Q. レシピに「180℃のオーブンで」と書いてある場合、トースターではどう設定すればいいですか?

A. 機種によって異なりますが、1000Wなら約180〜200℃が目安です。
ただし、これはあくまで目安。最も確実なのは、レシピの時間より短めに設定し、こまめに様子を見ることです。トースターによって火力が大きく違うので、「この設定で絶対OK」というものはありません。最初の数回は試行錯誤が必要だと思ってください。

Q. トースターとオーブン、両方持つべきですか?

A. 作りたい料理と、キッチンのスペース次第です。
トーストがメインで、たまにグラタンやピザを作りたいなら、高性能なオーブントースターで十分カバーできるでしょう。逆に、本格的なお菓子作りや肉料理を楽しみたいなら、オーブンレンジの購入を検討したほうがよいです。無理に両方揃えなくても、自分のライフスタイルに合ったほうを選べばOKです。

まとめ:トースターは賢く使えばオーブンの代わりになる

トースターはオーブンの完全な代わりにはなりませんが、工夫次第で多くのオーブン料理を楽しめることがおわかりいただけたでしょうか。

重要なのは、以下の3つです。

  • 予熱を必ずする
  • アルミホイルで焦げを防ぐ
  • 時間は短めに設定し、様子を見ながら調整する

そして何より、自分のトースターのクセを知ること。機種によって火力や庫内の広さはさまざまです。「この料理はどのくらいの時間で焼けるか」を少しずつ試していくのが、トースターをオーブン代わりに使いこなす近道です。

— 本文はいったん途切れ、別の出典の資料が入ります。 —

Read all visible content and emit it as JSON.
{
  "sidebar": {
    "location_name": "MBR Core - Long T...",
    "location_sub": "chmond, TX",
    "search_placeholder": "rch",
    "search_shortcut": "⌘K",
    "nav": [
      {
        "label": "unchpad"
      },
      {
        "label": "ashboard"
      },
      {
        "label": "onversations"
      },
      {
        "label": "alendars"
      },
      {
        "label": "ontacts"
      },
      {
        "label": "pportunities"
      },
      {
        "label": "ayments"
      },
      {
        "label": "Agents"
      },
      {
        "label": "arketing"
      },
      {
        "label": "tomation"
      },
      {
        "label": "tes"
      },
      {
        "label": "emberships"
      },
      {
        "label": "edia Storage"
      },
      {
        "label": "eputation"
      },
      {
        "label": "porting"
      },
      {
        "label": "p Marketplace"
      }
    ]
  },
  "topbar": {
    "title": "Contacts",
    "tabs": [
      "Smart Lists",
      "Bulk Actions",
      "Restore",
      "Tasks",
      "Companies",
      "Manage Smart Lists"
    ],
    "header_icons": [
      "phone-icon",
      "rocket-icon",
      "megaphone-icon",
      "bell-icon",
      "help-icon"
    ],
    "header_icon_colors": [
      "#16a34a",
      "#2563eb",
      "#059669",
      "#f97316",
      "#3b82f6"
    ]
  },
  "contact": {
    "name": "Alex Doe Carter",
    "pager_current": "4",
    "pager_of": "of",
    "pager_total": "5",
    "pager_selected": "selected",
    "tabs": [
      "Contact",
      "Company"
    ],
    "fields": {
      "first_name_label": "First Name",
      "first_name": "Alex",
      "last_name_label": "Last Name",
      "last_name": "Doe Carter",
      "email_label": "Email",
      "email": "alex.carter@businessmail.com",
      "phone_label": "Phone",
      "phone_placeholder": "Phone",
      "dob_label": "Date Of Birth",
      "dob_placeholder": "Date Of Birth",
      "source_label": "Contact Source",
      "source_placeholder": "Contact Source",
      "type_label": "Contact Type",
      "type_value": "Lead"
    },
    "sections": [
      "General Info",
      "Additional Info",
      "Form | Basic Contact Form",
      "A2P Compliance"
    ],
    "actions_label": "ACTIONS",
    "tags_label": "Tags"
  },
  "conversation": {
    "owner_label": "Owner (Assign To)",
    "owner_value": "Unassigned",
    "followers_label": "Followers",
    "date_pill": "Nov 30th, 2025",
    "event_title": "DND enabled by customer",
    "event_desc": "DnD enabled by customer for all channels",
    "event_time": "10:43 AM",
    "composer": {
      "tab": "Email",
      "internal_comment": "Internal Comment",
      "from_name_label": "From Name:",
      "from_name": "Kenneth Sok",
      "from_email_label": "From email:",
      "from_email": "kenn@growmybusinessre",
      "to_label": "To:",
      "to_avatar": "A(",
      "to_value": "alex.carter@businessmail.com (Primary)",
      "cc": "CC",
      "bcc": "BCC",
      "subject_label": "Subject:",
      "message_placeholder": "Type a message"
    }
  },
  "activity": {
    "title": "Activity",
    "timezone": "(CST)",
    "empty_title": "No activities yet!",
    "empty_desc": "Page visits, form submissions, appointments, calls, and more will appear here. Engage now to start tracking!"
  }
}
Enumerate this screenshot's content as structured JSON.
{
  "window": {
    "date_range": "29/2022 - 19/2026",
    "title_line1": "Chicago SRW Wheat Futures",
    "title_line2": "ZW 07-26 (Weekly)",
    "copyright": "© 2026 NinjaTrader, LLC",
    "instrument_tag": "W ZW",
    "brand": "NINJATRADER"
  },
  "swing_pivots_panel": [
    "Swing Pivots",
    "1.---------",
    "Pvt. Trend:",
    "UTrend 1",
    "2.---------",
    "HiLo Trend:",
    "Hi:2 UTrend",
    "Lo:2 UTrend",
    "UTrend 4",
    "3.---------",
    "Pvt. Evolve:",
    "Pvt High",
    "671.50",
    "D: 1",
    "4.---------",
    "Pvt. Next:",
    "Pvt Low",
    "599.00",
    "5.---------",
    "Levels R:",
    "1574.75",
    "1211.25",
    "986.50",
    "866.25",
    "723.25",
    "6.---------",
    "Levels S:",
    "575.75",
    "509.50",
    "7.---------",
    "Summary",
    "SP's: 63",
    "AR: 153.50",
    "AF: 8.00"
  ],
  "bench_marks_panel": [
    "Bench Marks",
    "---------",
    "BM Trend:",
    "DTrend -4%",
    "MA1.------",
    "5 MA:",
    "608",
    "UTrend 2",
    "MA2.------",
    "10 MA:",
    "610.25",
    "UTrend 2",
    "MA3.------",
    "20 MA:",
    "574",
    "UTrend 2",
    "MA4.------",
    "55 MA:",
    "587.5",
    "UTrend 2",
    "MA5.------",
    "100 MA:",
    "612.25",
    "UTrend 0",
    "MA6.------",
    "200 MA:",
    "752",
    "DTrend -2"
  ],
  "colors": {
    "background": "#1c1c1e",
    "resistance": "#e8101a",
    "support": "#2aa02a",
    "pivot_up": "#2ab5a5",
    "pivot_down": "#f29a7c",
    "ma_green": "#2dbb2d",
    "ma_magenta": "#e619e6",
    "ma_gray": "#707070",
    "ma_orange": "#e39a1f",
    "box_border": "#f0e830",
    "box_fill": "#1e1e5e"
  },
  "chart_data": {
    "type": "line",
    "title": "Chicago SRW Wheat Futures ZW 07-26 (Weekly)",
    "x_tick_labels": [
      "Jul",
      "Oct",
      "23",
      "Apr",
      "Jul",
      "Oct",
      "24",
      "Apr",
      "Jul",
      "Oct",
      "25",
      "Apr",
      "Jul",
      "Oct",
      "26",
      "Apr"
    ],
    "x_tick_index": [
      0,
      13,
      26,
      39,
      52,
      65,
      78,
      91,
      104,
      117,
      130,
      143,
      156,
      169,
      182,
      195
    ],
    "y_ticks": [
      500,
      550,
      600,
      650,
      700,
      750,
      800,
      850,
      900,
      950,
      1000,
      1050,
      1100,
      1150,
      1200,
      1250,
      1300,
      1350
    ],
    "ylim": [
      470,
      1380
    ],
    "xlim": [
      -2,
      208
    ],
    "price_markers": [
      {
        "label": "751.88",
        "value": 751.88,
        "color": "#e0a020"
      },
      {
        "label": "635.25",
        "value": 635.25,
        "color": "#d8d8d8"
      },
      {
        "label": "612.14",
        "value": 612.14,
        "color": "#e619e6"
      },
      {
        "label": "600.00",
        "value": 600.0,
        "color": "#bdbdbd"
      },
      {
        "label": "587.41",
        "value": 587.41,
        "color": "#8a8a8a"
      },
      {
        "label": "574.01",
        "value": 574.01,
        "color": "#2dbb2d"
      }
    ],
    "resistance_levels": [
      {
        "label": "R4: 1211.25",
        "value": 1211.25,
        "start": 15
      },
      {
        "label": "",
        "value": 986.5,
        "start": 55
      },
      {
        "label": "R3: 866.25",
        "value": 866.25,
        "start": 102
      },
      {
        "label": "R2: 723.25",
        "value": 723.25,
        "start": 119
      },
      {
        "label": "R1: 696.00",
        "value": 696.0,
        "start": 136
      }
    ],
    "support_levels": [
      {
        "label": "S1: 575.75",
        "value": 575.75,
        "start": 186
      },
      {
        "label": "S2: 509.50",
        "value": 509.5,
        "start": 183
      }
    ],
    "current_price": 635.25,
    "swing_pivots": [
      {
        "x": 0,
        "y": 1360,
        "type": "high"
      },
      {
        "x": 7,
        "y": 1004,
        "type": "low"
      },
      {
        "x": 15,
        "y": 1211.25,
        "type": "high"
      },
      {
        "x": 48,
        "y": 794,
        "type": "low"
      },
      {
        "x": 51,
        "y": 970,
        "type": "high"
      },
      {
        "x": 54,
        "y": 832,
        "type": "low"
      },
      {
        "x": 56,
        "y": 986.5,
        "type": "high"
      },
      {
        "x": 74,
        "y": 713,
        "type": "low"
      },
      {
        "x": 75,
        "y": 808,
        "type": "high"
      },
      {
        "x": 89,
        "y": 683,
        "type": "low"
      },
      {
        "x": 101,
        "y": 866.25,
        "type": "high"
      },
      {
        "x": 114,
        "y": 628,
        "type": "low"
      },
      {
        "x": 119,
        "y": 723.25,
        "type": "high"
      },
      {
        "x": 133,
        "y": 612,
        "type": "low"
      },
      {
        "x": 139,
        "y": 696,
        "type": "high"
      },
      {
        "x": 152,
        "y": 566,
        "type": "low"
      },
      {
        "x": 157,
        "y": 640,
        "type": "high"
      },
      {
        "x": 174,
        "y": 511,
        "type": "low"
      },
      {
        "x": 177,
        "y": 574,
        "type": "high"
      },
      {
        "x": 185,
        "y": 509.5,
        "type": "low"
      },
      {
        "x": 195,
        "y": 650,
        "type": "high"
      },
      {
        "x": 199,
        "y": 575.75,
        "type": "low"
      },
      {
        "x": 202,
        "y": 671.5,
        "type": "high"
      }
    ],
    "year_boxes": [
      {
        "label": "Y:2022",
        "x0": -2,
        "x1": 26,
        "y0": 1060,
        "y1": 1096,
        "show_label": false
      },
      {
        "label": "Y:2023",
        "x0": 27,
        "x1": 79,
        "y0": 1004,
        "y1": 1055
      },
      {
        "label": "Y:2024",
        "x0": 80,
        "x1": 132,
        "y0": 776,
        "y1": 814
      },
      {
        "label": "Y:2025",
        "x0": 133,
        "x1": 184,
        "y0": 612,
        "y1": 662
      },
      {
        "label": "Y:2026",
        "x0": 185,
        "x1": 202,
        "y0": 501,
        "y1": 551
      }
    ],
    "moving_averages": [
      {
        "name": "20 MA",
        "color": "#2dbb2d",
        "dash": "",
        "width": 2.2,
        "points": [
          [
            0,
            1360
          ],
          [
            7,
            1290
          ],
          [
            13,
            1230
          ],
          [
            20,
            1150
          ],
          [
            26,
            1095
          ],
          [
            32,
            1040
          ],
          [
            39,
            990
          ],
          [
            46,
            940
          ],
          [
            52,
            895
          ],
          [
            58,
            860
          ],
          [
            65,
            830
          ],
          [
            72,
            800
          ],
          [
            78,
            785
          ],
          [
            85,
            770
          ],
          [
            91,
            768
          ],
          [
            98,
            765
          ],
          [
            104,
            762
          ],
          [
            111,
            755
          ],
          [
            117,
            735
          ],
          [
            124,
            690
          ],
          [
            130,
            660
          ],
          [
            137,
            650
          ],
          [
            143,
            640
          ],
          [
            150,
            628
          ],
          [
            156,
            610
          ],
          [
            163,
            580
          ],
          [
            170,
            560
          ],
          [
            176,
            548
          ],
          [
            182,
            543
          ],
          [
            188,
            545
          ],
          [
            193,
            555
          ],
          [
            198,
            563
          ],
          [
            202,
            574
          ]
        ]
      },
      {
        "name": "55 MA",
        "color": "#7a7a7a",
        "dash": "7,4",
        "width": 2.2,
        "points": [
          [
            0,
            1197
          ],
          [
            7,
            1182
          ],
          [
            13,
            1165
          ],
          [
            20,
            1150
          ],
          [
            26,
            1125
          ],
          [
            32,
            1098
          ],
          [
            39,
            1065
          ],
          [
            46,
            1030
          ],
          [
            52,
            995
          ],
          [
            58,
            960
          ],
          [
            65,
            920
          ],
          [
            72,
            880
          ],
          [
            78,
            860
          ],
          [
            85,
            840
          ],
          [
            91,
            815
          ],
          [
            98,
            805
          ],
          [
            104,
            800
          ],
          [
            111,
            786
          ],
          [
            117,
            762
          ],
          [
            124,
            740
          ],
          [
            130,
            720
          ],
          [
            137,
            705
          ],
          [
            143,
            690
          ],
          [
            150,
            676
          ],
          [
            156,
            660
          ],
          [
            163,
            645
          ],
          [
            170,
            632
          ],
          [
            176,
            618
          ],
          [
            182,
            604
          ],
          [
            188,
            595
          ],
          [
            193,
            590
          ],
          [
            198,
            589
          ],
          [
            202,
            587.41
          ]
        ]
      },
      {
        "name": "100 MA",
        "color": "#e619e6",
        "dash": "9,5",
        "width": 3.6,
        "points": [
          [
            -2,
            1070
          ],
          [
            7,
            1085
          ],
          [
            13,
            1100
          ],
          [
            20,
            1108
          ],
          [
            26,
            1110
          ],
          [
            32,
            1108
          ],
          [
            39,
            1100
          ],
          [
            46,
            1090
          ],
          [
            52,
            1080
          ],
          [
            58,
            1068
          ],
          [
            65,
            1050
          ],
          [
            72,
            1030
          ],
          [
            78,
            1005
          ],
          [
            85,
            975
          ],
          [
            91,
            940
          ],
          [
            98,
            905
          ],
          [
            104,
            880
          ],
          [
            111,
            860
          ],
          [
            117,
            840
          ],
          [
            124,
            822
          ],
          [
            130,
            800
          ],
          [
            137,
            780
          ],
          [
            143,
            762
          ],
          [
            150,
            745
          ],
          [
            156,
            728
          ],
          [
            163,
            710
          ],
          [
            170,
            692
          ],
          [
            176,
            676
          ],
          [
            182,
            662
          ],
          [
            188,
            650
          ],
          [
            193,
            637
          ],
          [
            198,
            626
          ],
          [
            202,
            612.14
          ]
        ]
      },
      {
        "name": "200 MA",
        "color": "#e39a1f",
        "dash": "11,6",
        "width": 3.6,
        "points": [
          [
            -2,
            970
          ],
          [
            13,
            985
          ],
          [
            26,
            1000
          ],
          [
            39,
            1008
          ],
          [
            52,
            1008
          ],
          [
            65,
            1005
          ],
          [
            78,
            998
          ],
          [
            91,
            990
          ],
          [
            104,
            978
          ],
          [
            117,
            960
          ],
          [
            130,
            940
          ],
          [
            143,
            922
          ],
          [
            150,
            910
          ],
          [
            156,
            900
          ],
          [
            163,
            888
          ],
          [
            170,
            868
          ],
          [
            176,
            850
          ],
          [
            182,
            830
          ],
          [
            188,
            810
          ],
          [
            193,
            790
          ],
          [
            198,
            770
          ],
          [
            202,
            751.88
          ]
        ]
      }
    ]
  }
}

「オーブンは高いし場所も取るけど、トースターなら持ってる」という方は、ぜひ今日からトースターでオーブン料理に挑戦してみてください。最初は簡単なものから始めて、徐々にレパートリーを増やしていくのが楽しいですよ。

もしどうしてもトースターでは難しい料理に挑戦したい場合は、オーブンレンジの購入を検討してみるのもよいでしょう。新しい調理家電が増えると、料理の幅がぐっと広がりますよ。